A livello territoriale, fa notare la Cgia, ci sono comunque forti differenze. Se tra il 2007 e il 2012 nel Centro Nord il calo delle unità irregolari è stato molto consistente (-67.500 nel Nordovest, -50.300 nel Centro e -38.900 nel Nordest) al Sud si è registrato un deciso aumento: + 50.400. “Rispetto al resto del Paese – prosegue Bortolussi – nel Sud la presenza dell’economia sommersa è più diffusa e strutturata. A differenza del Centro-Nord, dove, in linea generale, il lavoratore irregolare opera prevalentemente da solo e in piena autonomia, nel Mezzogiorno l’economia sommersa riguarda molte filiere dei servizi e del produttivo. Pertanto, è presumibile che la crisi abbia rafforzato il peso e la dimensione di quelle attività e di quei settori che tradizionalmente operano nella cosiddetta area grigia o sono controllati dalla criminalità organizzata”.

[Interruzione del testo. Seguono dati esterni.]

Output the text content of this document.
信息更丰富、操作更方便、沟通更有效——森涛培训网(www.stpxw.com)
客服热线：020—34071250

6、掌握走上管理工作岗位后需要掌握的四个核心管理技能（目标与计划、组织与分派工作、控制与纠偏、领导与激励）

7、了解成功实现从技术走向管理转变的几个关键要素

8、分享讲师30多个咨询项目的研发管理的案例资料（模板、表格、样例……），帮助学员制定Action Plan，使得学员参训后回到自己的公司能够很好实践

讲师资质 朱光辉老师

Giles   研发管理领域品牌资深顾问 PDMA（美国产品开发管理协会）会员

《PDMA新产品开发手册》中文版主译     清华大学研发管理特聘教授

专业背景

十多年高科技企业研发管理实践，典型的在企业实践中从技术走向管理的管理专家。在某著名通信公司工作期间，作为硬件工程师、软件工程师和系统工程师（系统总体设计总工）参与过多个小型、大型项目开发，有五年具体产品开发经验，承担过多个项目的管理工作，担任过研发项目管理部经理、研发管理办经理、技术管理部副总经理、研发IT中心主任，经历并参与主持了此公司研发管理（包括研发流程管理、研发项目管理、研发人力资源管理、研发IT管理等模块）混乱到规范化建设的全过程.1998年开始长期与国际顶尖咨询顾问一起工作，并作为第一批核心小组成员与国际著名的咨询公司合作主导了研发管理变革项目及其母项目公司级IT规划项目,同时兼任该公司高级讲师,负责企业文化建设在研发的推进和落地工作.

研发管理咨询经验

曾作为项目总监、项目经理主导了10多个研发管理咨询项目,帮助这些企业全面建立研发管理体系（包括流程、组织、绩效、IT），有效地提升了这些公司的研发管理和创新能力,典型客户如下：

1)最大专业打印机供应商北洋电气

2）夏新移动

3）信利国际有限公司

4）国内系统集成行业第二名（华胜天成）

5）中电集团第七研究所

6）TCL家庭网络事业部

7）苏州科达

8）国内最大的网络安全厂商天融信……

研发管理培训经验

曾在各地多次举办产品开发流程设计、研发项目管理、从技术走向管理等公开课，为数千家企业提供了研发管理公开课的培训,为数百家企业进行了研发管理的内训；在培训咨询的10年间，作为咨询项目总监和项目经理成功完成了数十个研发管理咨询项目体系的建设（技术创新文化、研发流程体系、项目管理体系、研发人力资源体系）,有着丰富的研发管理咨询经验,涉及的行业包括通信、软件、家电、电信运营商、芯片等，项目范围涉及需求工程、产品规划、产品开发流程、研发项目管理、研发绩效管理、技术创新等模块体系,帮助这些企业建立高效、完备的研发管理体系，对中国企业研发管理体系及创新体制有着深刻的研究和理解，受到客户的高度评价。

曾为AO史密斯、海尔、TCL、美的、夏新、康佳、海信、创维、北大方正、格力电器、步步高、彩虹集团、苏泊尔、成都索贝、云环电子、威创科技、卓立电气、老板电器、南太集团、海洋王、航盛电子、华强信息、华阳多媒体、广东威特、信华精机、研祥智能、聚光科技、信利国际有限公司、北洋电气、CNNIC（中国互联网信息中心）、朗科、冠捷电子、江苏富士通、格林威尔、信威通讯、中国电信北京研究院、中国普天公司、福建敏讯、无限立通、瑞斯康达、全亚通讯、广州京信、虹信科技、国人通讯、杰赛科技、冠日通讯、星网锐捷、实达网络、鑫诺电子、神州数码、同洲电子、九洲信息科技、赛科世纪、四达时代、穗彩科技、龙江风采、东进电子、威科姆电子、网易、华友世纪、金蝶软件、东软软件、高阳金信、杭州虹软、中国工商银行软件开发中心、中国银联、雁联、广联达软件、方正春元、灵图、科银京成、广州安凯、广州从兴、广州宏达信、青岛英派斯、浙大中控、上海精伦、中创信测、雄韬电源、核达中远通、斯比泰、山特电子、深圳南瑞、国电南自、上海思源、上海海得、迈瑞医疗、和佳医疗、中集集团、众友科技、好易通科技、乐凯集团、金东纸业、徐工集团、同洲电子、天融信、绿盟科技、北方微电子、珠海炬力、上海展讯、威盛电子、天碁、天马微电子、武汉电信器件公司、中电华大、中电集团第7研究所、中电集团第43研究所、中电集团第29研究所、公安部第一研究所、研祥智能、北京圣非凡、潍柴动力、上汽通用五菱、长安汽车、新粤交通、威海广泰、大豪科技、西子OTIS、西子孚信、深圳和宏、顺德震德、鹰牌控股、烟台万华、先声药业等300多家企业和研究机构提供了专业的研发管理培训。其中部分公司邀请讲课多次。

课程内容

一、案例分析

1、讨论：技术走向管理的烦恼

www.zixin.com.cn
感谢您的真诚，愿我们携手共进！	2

Secondo le stime dell’Ufficio studi della Cgia, il valore aggiunto prodotto a livello nazionale dall’economia sommersa è pari a poco più di 100 miliardi di euro all’anno. Questa situazione procura un mancato gettito fiscale pari a quasi 45 miliardi di euro all’anno. La Cgia, comunque, ritiene utile precisare un aspetto che spesso non viene colto in sede di analisi di questo fenomeno: “Con la presenza del sommerso – prosegue Bortolussi – la profonda crisi che sta colpendo il Paese ha, probabilmente, effetti economici e sociali meno pesanti di quanto non dicano le statistiche ufficiali. E’ evidente che chi pratica queste attività irregolari fa concorrenza sleale nei confronti degli operatori economici regolari che non possono o non vogliono evadere. Ma nel Mezzogiorno e nelle aree più in difficoltà del Paese il sommerso costituisce un vero e proprio ammortizzatore sociale”. Bortolussi precisa: “Sia chiaro, nessuno di noi vuole elogiare il lavoro nero, spesso legato a doppio filo con forme inaccettabili di sfruttamento, precarietà e mancanza di sicurezza nei luoghi di lavoro. Tuttavia, quando queste forme di irregolarità non sono legate ad attività riconducibili alle organizzazioni criminali o alle fattispecie appena elencate costituiscono in questi momenti così difficili un paracadute per molti disoccupati, cassaintegrati o pensionati che altrimenti non riescono ad arrivare alla fine del mese”.